National Security Reform and Classification Policy

12.08.08 | 2 min read | Text by Steven Aftergood

“The security classification process … remains a major impediment to interagency information sharing,” a new report from the congressionally mandated supported Project on National Security Reform reaffirmed last week.

The 830-page report (pdf) proposes a significant restructuring of the U.S. government national security decision-making apparatus in order to increase integration and operational agility.  The report addresses a range of organizational pathologies that afflict the national security system, and mines the literature on organizational behavior for new approaches to national security policy development and implementation.  It grapples with serious issues, and flickers intermittently with insight and fresh thinking.

Unfortunately, although the report devotes sustained attention to classification policy, its analysis of that subject and its resulting recommendations are rather shallow.

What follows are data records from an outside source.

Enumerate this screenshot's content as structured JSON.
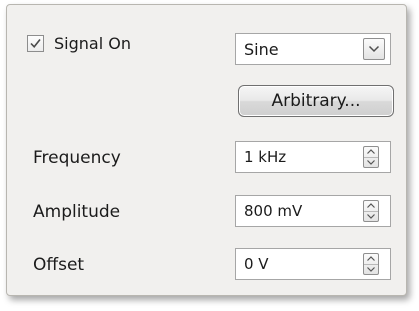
{
  "signal": {
    "checkbox_checked": true,
    "label": "Signal On"
  },
  "waveform": {
    "selected": "Sine",
    "arbitrary_button": "Arbitrary..."
  },
  "fields": {
    "frequency": {
      "label": "Frequency",
      "value": "1 kHz"
    },
    "amplitude": {
      "label": "Amplitude",
      "value": "800 mV"
    },
    "offset": {
      "label": "Offset",
      "value": "0 V"
    }
  },
  "icons": {
    "checkbox_check": "check-icon",
    "dropdown": "chevron-down-icon",
    "spin_up": "arrow-up-icon",
    "spin_down": "arrow-down-icon"
  },
  "colors": {
    "panel_background": "#f1f0ee",
    "border": "#a6a6a6",
    "text": "#1b1b1b"
  }
}
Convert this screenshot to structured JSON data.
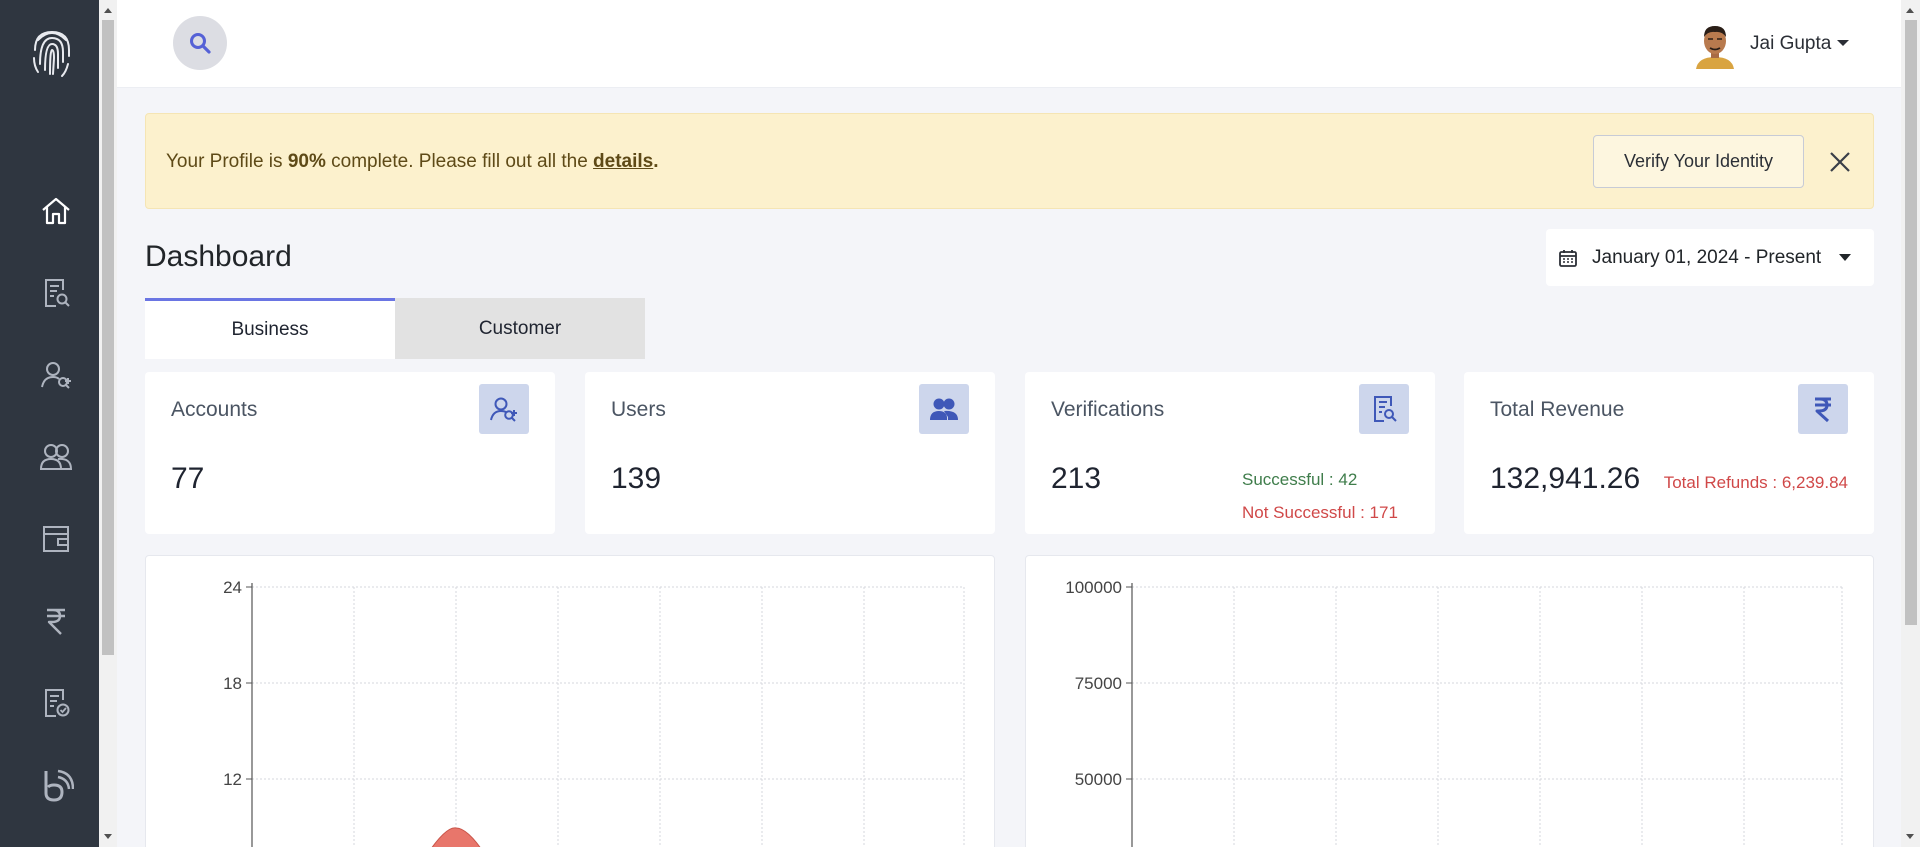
{
  "sidebar": {
    "items": [
      {
        "name": "home-icon",
        "label": "Home"
      },
      {
        "name": "document-search-icon",
        "label": "Verifications"
      },
      {
        "name": "user-add-icon",
        "label": "Accounts"
      },
      {
        "name": "users-icon",
        "label": "Users"
      },
      {
        "name": "wallet-icon",
        "label": "Wallet"
      },
      {
        "name": "rupee-icon",
        "label": "Revenue"
      },
      {
        "name": "document-check-icon",
        "label": "Reports"
      },
      {
        "name": "brand-b-icon",
        "label": "Brand"
      }
    ],
    "background": "#2f3640"
  },
  "topbar": {
    "user_name": "Jai Gupta"
  },
  "alert": {
    "prefix": "Your Profile is ",
    "percent": "90%",
    "middle": " complete. Please fill out all the ",
    "link": "details",
    "suffix": ".",
    "verify_label": "Verify Your Identity"
  },
  "page": {
    "title": "Dashboard",
    "date_range": "January 01, 2024 - Present"
  },
  "tabs": [
    {
      "label": "Business",
      "active": true
    },
    {
      "label": "Customer",
      "active": false
    }
  ],
  "cards": {
    "accounts": {
      "title": "Accounts",
      "value": "77"
    },
    "users": {
      "title": "Users",
      "value": "139"
    },
    "verifications": {
      "title": "Verifications",
      "value": "213",
      "successful": "Successful : 42",
      "not_successful": "Not Successful : 171"
    },
    "revenue": {
      "title": "Total Revenue",
      "value": "132,941.26",
      "refunds": "Total Refunds : 6,239.84"
    }
  },
  "chart_data": [
    {
      "type": "area",
      "yticks": [
        "24",
        "18",
        "12"
      ],
      "ylim": [
        0,
        24
      ],
      "grid": true,
      "series_color": "#e8766b"
    },
    {
      "type": "line",
      "yticks": [
        "100000",
        "75000",
        "50000"
      ],
      "ylim": [
        0,
        100000
      ],
      "grid": true
    }
  ],
  "colors": {
    "accent": "#6a75e3",
    "alert_bg": "#fcf1cd",
    "success": "#3f7d4b",
    "danger": "#d04848"
  }
}
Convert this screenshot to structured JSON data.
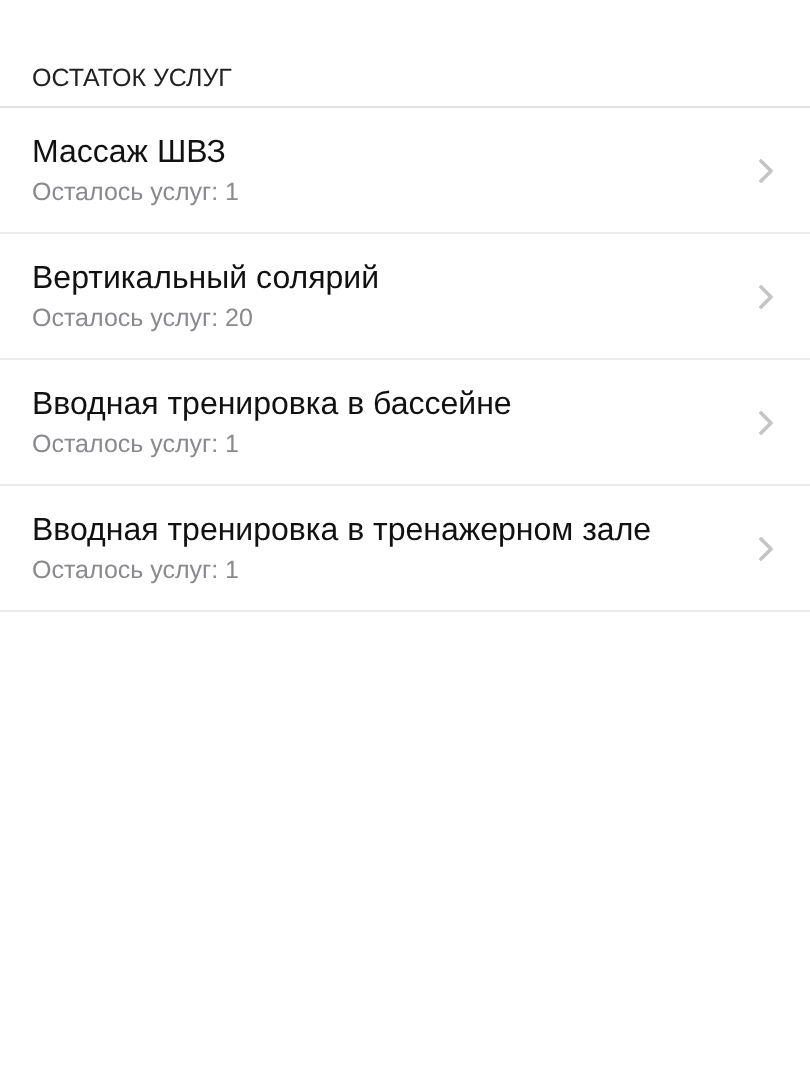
{
  "section_title": "ОСТАТОК УСЛУГ",
  "services": [
    {
      "name": "Массаж ШВЗ",
      "remaining": "Осталось услуг: 1"
    },
    {
      "name": "Вертикальный солярий",
      "remaining": "Осталось услуг: 20"
    },
    {
      "name": "Вводная тренировка в бассейне",
      "remaining": "Осталось услуг: 1"
    },
    {
      "name": "Вводная тренировка в тренажерном зале",
      "remaining": "Осталось услуг: 1"
    }
  ]
}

“Sharing information across organizational boundaries is difficult… [because] agency cultures discourage information sharing,” the report states.  But this is a restatement of the problem, not an explanation of it.

“Compartmentalized and obfuscatory classification procedures must be revised,” the authors recommend.  They vaguely advocate a “common [government-wide] approach for information classification [that] will increase transparency, improve accessibility, and reinforce the overall notion that personnel in the national security system are stewards of the nation’s information, not owners thereof.”

At the same time, they acknowledge that the much “simpler” problem of establishing a government-wide approach to handling sensitive unclassified information required extensive coordination over a period of years “and its ultimate success is not yet evident.”

And so the real upshot of the report’s argument is that the classification system cannot be fixed at all, at least not in isolation or on its own existing terms.  Rather, the authors argue, the entire national security apparatus must be reconceived and reconstructed to permit extremely agile, ad hoc teams of expert problem solvers drawn from all relevant agencies to temporarily collaborate on a particular issue and then to dissolve.

“Below the president, the national security system must be broken down into structures that easily attach, detach, and reattach with others to solve problems efficiently while remaining accountable to higher authorities who have the responsibility to monitor their performance.”

When that idyllic state has been achieved, then classification barriers will also have ceased to be a problem.

See “Forging a New Shield,” Project on National Security Reform, November 2008.